Jean no dijo nada pero golpeó repetidamente la mesa con un dedo. Su silencio me obliga con frecuencia, al tratar de llenarlo, a utilizar más palabras de las necesarias. Luego se limita a mirarme, y todo lo que he dicho parece no tener más valor que las bromas de un bufón en el mercado. Empecé a pasear de un extremo a otro de la habitación.

– Existe un terreno, sin embargo, en el que necesita más dirección de la que puedo darle. No ha asimilado de verdad los principios de la Iglesia, ni el amor a Nuestra Señora y a Nuestro Señor Jesucristo.

Jean agitó la mano. Conozco bien ese gesto de impaciencia, lo he visto cuando la gente le habla de cosas que no le interesan. La indiferencia de Claude hacia la Iglesia quizá sea consecuencia de la de su padre: siempre ha descartado que tenga importancia para su alma, y sólo le preocupa por su influencia sobre el Rey. Para él los sacerdotes no son más que hombres con quienes hay que hacer tratos, y el momento de la misa, una ocasión de reunirse y hablar de asuntos de la Corte.

– Para una aristócrata es importante tener una fe sólida -dije con energía-. Nuestra hija ha de ser pura de espíritu, no sólo de cuerpo. Cualquier noble auténtico esperará eso de ella.

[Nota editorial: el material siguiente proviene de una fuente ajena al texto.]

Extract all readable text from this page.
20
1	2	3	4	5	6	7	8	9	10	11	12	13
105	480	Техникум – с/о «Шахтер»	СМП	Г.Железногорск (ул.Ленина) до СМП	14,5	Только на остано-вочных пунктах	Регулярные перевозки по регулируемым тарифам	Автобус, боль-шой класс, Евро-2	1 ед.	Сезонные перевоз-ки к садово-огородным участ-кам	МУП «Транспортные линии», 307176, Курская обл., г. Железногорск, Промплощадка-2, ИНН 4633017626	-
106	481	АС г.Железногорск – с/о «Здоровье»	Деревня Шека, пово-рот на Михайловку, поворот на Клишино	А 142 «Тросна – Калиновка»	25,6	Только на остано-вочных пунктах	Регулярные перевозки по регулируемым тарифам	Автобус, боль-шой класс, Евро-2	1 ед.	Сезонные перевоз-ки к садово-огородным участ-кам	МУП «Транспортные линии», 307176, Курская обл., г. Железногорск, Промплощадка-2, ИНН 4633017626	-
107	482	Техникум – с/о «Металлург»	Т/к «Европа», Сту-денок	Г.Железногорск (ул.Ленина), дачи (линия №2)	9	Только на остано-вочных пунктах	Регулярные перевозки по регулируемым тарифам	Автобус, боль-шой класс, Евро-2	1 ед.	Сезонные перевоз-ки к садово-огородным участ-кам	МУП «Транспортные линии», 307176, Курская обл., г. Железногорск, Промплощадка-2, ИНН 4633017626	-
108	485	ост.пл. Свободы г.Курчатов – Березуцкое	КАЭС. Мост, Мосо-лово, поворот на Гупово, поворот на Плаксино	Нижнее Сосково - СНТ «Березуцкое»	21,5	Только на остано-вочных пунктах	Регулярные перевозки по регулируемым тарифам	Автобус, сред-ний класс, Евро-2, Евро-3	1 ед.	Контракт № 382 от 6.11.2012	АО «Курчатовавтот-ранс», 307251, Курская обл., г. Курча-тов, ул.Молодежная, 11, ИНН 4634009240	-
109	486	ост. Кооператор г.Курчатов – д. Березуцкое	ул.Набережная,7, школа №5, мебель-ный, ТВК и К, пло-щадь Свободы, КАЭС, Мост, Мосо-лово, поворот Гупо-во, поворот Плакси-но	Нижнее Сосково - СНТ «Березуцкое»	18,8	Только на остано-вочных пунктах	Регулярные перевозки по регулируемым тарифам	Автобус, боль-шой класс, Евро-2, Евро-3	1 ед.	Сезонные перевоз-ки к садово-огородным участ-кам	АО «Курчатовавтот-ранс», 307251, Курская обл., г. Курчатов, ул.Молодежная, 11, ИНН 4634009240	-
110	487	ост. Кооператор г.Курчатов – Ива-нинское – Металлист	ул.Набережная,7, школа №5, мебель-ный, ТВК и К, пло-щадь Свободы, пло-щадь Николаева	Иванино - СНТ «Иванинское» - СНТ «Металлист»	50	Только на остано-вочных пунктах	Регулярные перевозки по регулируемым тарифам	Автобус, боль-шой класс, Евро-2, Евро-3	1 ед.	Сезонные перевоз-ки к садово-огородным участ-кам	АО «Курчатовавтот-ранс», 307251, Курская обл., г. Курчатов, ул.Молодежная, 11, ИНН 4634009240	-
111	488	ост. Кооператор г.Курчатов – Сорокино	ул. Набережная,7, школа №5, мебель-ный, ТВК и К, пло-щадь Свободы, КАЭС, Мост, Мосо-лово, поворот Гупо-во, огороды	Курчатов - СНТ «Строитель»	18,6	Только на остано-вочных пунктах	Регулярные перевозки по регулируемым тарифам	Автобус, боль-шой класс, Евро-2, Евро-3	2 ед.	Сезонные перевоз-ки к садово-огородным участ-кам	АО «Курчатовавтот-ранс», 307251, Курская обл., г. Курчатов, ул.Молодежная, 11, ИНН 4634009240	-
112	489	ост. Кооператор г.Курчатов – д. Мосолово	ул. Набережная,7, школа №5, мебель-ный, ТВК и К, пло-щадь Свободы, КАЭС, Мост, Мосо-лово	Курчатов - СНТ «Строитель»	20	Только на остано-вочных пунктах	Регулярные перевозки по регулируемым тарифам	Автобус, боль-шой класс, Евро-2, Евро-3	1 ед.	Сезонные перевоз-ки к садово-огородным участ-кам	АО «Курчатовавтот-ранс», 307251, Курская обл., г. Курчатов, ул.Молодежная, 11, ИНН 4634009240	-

Jean frunció el ceño, y temí haber ido demasiado lejos. No le gusta que se le recuerde que algunos no le consideran un auténtico aristócrata. Me vino entonces a la memoria el desconsuelo que sentí cuando mi padre me anunció que contraería matrimonio con Jean le Viste. Mi madre se había encerrado en su habitación y lloraba, pero, por mi parte, tuve buen cuidado de no mostrar lo que sentía al verme ligada a un hombre cuya familia había comprado su elevación a la aristocracia. Mis amigas se mostraron amables, pero sabía que se reían a mis espaldas y que me compadecían: pobre Geneviéve, un peón en la partida de su padre con la Corte. Nunca supe qué ventajas obtuvo mi padre entregándome a Jean le Viste. Desde luego, mi marido salió beneficiado: el apoyo de mi familia paterna fue decisivo para él. Fui yo quien perdió. Había sido una chica alegre, no muy distinta de Claude a su edad. Pero años de convivencia con un hombre tan frío acabaron con mis sonrisas.